The Builder Era: Why the Rules Have Changed

The barriers to building software have collapsed. Not gradually — they fell off a cliff.

What changed

Two years ago, turning an idea into a working product required the ability to code, money to hire someone who could, or a technical co-founder. Today, you need the ability to describe what you want clearly. That's it.

The new economics

I built a full health and longevity platform in weeks. A complete PDF editor in 2 days. Five production products shipped rapidly. Not prototypes — live products that people use. The total infrastructure cost to run these is somewhere between $0 and $20 per month each.

Compare that to the old model: $150k-$500k for an MVP, 6-18 months of development, a team of 3-5 people.

What this means for organisations

This isn't just about startups. Every organisation has a backlog of internal tools, workflow improvements, and customer-facing products that never get built because the cost and timeline don't justify the risk.

AI development tools change that equation. An internal dashboard that would have taken a dev team 3 months can be prototyped in a week. A customer portal that sat in the backlog for a year can be validated in days.
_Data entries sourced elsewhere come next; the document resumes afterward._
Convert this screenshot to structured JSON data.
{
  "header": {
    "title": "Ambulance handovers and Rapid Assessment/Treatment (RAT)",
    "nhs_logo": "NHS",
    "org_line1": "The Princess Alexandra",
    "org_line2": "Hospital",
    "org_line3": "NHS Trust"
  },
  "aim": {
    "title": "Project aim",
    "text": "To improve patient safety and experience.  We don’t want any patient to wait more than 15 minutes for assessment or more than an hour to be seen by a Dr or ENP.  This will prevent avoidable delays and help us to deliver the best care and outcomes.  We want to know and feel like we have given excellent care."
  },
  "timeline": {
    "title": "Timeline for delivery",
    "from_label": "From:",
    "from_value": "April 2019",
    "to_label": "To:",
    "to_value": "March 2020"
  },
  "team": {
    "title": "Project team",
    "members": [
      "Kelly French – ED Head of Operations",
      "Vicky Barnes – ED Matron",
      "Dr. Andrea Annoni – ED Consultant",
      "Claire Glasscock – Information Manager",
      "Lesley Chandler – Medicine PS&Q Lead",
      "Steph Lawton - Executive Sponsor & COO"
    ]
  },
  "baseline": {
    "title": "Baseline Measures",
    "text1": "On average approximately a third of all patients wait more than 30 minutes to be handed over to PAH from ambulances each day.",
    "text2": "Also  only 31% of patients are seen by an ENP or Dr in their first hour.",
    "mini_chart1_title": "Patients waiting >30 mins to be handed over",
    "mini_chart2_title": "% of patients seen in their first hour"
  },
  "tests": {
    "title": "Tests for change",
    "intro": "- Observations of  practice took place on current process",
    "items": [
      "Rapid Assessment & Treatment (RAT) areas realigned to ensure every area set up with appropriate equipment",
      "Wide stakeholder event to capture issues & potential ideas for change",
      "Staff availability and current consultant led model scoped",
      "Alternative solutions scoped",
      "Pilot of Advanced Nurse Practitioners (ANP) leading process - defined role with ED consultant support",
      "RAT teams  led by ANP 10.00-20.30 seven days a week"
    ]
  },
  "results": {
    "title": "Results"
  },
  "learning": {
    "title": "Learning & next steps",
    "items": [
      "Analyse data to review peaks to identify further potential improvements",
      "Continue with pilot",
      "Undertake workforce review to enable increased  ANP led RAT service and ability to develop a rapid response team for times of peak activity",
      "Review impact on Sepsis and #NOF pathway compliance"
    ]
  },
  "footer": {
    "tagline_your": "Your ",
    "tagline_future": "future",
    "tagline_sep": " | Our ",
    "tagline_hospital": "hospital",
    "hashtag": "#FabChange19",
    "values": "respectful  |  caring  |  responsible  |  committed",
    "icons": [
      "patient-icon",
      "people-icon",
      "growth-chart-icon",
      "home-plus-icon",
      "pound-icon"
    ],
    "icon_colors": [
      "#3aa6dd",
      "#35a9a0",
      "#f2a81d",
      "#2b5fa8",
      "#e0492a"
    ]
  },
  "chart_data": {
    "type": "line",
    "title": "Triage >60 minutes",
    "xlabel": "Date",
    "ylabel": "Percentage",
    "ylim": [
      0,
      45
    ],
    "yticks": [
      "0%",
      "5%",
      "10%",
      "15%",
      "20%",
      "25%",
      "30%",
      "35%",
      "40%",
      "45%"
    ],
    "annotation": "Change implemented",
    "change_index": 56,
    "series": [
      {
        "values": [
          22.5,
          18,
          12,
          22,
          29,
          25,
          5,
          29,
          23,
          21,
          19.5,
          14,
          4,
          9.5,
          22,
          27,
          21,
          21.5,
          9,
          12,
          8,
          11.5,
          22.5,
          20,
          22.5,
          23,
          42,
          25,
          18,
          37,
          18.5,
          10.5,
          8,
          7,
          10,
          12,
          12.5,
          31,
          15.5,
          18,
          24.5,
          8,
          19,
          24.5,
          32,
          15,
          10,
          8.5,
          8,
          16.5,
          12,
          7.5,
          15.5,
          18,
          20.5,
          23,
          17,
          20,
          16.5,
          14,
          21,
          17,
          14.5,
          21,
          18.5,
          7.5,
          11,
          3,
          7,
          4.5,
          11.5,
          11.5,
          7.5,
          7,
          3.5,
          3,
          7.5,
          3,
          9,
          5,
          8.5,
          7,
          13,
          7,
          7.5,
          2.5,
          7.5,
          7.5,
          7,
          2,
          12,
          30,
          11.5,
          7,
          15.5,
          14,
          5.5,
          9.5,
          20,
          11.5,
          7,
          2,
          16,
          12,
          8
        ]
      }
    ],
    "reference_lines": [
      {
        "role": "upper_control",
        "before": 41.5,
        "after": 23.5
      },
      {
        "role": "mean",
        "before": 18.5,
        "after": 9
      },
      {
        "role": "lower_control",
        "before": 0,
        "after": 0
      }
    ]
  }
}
The organisations that recognise this shift and act on it will have a fundamental advantage over those that are still budgeting 6-month development cycles for every initiative.

The bottleneck has moved

The bottleneck is no longer technical skill or capital. It's clarity of thought, willingness to ship, and — critically — having someone who can bridge the gap between what AI tools can do and what your organisation needs. That's the new leadership challenge.